The company then employed large numbers of Chinese mariners, who were the foundation of Liverpool's Chinese community, which is one of the oldest in Europe.

"But now we are in a completely different world," Zheng said.

During the past 50 years, ever since the establishment of ambassadorial diplomatic relations between the two countries, bilateral trade in goods between them has increased from a little more than $300 million to more than $110 billion in 2021.

In May 2021, China replaced Germany as the UK's biggest single import market.

"Products from China that are good value for money have supported the UK in fighting the pandemic and curbing the pressure of rising prices, while famous-brand products from the UK meet the diverse needs of China's huge consumer market," Zheng said.

As a significant maritime center for shipping, Liverpool, a sister city of China's economic powerhouse Shanghai since 1999, has witnessed the rapid growth of UK-China trade cooperation.

The city-to-city relationship saw continuous growth, despite some ups and downs in the China-UK bilateral relationship.

Claudio Veritiero, chief executive officer of Peel Ports Group, owner of the Port of Liverpool, said Chinese cargo through the Port of Liverpool has more than doubled in the past five years, with a total value of $1 billion by 2021.

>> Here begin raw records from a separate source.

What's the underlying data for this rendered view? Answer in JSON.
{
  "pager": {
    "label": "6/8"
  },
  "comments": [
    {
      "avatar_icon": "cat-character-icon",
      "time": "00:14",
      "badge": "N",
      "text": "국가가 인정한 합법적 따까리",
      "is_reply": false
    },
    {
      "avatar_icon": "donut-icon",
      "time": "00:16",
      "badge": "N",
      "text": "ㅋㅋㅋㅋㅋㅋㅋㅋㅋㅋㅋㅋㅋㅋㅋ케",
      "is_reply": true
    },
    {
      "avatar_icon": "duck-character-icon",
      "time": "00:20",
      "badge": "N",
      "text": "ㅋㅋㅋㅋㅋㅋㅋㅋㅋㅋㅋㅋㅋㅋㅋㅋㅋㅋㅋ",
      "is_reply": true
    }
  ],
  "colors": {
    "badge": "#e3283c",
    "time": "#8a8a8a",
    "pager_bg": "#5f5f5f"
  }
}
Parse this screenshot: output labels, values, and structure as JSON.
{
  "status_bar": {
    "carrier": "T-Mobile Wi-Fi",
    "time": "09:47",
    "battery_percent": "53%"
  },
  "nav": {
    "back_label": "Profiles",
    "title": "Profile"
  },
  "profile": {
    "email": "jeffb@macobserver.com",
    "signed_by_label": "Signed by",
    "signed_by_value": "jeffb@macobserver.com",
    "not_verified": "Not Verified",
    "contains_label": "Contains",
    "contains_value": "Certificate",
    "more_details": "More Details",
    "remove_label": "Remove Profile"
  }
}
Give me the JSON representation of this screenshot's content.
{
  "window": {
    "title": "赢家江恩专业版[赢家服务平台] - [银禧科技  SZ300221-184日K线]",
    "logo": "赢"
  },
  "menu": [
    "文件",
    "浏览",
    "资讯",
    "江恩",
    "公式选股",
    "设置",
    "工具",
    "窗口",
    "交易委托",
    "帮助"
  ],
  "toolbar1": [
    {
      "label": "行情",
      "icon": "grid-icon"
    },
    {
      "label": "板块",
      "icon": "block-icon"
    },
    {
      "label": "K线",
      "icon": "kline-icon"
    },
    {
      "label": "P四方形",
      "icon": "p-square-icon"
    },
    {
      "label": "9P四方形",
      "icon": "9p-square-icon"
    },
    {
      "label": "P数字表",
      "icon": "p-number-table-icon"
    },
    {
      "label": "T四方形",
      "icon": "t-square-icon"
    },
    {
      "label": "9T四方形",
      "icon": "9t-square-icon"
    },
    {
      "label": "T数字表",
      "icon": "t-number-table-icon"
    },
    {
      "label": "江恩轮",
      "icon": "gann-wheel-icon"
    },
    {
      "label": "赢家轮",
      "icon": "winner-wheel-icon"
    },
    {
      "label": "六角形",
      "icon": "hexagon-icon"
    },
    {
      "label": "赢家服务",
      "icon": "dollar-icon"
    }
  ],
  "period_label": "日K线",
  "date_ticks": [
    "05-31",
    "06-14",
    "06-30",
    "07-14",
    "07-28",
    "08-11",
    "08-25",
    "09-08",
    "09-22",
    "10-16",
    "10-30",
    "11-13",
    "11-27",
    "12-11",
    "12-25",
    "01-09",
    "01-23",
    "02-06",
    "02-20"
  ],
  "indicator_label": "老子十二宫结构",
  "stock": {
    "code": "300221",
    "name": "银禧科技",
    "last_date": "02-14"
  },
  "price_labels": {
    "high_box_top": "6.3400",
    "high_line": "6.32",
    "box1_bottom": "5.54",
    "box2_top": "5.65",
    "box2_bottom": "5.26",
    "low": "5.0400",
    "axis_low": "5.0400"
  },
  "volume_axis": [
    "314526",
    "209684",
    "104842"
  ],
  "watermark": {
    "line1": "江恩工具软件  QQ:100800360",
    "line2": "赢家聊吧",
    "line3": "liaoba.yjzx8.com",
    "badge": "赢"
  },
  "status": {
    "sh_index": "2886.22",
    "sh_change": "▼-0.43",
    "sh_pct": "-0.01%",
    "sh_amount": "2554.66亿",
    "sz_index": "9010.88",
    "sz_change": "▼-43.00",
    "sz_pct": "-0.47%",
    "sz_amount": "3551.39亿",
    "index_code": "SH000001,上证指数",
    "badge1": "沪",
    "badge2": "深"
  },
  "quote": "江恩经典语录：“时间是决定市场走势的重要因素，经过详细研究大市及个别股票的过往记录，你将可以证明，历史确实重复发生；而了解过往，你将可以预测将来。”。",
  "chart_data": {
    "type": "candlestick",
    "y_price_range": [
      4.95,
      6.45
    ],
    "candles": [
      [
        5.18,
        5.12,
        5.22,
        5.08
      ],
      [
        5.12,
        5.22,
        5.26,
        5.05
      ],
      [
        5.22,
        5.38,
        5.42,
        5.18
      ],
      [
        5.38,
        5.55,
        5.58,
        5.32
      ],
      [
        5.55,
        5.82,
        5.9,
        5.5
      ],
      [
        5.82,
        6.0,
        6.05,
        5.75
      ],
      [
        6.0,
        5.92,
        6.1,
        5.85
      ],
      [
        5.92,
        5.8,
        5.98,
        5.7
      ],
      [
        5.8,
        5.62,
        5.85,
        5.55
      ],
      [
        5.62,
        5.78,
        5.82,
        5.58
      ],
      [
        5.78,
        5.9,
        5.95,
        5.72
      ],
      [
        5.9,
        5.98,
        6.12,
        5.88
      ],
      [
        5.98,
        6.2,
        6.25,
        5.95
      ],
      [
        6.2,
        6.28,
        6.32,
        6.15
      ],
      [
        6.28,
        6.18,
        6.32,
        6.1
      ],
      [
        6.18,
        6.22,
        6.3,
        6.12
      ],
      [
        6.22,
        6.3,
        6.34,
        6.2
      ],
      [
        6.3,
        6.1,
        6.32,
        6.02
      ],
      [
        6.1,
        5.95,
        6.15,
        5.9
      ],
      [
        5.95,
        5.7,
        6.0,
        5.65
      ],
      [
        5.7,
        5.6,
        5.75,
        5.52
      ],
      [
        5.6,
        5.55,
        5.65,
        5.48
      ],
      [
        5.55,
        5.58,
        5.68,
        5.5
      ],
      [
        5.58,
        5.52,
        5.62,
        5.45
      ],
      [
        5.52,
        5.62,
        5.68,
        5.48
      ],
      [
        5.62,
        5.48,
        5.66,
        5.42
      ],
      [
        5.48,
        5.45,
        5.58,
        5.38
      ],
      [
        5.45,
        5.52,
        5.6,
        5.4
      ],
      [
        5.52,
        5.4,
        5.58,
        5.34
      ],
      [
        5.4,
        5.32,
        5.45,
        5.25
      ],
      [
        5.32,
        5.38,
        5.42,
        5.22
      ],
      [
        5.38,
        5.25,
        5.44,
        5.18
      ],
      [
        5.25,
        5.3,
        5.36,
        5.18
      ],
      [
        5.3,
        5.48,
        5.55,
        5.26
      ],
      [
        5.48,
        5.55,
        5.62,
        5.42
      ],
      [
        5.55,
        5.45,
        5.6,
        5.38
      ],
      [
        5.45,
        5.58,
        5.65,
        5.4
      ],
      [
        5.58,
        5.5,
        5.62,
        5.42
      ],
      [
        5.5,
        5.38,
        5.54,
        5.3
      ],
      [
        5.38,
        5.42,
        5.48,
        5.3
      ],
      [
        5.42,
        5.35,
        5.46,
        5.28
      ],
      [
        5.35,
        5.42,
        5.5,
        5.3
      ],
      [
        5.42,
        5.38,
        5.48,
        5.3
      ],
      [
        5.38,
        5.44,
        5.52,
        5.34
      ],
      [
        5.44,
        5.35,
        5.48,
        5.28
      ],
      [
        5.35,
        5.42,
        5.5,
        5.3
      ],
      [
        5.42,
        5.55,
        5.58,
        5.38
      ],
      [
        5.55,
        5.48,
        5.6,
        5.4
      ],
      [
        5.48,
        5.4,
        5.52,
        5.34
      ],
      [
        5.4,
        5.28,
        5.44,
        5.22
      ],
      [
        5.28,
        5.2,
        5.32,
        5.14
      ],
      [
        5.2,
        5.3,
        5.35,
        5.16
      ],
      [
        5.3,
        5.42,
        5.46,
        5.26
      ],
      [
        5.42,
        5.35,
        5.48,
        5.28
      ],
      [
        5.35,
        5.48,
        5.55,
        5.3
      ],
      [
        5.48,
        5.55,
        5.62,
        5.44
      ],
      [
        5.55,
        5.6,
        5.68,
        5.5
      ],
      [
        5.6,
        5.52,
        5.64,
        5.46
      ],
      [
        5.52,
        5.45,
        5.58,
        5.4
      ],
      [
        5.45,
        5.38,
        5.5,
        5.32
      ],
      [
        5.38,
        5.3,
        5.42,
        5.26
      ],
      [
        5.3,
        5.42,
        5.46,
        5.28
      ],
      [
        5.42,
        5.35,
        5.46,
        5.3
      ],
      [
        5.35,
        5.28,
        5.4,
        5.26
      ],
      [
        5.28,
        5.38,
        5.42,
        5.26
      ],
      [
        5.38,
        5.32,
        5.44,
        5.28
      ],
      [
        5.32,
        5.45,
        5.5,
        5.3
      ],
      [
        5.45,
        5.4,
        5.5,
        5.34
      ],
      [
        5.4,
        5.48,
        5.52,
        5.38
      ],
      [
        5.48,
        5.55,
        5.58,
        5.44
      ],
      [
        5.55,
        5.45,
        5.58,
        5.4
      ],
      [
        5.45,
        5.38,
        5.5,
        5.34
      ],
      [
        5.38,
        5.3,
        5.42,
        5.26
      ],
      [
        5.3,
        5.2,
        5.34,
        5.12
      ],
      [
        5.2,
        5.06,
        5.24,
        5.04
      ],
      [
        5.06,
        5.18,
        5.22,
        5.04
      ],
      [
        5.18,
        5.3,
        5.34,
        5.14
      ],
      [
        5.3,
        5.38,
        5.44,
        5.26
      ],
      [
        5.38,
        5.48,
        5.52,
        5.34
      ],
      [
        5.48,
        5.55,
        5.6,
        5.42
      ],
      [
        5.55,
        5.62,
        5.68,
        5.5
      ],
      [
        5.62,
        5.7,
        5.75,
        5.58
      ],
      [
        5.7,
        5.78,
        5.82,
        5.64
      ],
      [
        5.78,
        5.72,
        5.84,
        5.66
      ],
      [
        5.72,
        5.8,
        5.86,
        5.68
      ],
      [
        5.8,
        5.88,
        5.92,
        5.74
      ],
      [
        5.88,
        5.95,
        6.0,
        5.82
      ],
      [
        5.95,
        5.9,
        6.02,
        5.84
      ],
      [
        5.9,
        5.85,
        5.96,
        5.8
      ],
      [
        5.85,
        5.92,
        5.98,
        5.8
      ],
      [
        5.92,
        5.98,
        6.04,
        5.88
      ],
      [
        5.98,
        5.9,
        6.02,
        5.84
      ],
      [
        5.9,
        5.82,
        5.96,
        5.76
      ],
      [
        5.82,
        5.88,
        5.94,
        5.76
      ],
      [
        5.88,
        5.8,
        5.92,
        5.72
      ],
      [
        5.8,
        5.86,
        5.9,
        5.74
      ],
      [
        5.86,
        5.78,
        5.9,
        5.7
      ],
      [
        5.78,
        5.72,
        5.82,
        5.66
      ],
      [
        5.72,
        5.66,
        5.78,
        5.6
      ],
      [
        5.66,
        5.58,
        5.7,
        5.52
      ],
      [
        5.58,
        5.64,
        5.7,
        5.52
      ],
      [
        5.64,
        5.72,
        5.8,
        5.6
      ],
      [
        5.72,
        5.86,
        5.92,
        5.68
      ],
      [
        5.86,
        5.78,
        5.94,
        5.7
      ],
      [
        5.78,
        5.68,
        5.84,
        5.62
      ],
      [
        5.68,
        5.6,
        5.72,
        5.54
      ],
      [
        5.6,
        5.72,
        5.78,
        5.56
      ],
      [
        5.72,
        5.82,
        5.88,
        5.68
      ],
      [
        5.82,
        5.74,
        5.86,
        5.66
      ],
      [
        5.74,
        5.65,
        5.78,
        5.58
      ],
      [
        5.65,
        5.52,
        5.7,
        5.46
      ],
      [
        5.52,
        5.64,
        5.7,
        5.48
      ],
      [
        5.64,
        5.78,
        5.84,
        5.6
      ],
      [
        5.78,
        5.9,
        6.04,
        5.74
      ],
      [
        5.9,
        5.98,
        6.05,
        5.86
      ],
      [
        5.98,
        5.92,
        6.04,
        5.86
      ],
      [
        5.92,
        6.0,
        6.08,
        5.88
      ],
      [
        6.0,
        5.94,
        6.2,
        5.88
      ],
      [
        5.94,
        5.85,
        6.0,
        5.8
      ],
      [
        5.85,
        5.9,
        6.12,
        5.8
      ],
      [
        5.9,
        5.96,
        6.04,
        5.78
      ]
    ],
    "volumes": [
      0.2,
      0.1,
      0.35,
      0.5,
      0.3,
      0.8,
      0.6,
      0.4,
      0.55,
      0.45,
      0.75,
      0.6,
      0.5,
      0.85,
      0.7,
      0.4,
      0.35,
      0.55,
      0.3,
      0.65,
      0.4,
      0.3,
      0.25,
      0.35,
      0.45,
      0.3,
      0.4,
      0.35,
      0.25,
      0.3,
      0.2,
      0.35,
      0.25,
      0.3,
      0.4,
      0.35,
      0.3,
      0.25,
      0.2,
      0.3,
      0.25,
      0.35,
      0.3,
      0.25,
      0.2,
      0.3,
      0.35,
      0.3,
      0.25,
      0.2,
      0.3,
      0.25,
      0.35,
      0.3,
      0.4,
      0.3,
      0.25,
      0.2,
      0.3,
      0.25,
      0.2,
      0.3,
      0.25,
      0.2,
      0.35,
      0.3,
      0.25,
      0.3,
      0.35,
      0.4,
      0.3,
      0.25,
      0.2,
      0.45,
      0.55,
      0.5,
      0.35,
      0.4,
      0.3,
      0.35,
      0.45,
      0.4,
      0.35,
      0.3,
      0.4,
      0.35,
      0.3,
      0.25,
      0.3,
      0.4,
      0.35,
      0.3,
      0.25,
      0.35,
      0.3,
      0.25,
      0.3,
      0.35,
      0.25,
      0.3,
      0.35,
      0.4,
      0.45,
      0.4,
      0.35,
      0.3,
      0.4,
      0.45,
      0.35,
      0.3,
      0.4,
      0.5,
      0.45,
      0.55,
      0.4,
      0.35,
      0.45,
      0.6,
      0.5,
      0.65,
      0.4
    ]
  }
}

"The UK is very much up for businesses in the post-COVID and post-Brexit era, and the country is very much facing outward across the world. From the perspective of the Port of Liverpool, we are very keen to be a part of the continued and growing trade flows with our partners," Veritiero said.

Once called the "Second City of the Empire", Liverpool eclipsed even London for commerce in the 19th century.

But, from the mid-1970s, Liverpool's docks and traditional manufacturing industries started to decline, due to the restructuring of shipping and heavy industry. The port then concentrated on regeneration, a process that continues today.

Earlier, before the ceremony to commemorate the shipping route, the ambassador met Lord Mayor of Liverpool Councilor Mary Rasmussen at Liverpool Town Hall, who noted that the city relishes new opportunities to cooperate with China.

She said the city is pushing forward with infrastructure and smart-city upgrades, and seeking to vitalize its manufacturing and shipping center. Cooperation with Chinese cities, including Shanghai, has brought many new opportunities to Liverpool, she said.

"You will never walk alone," Zheng said, borrowing from the anthem of Liverpool Football Club, as he called for closer trade ties, closer people-to-people relations, and stronger links between Liverpool and Shanghai, and between China and the UK.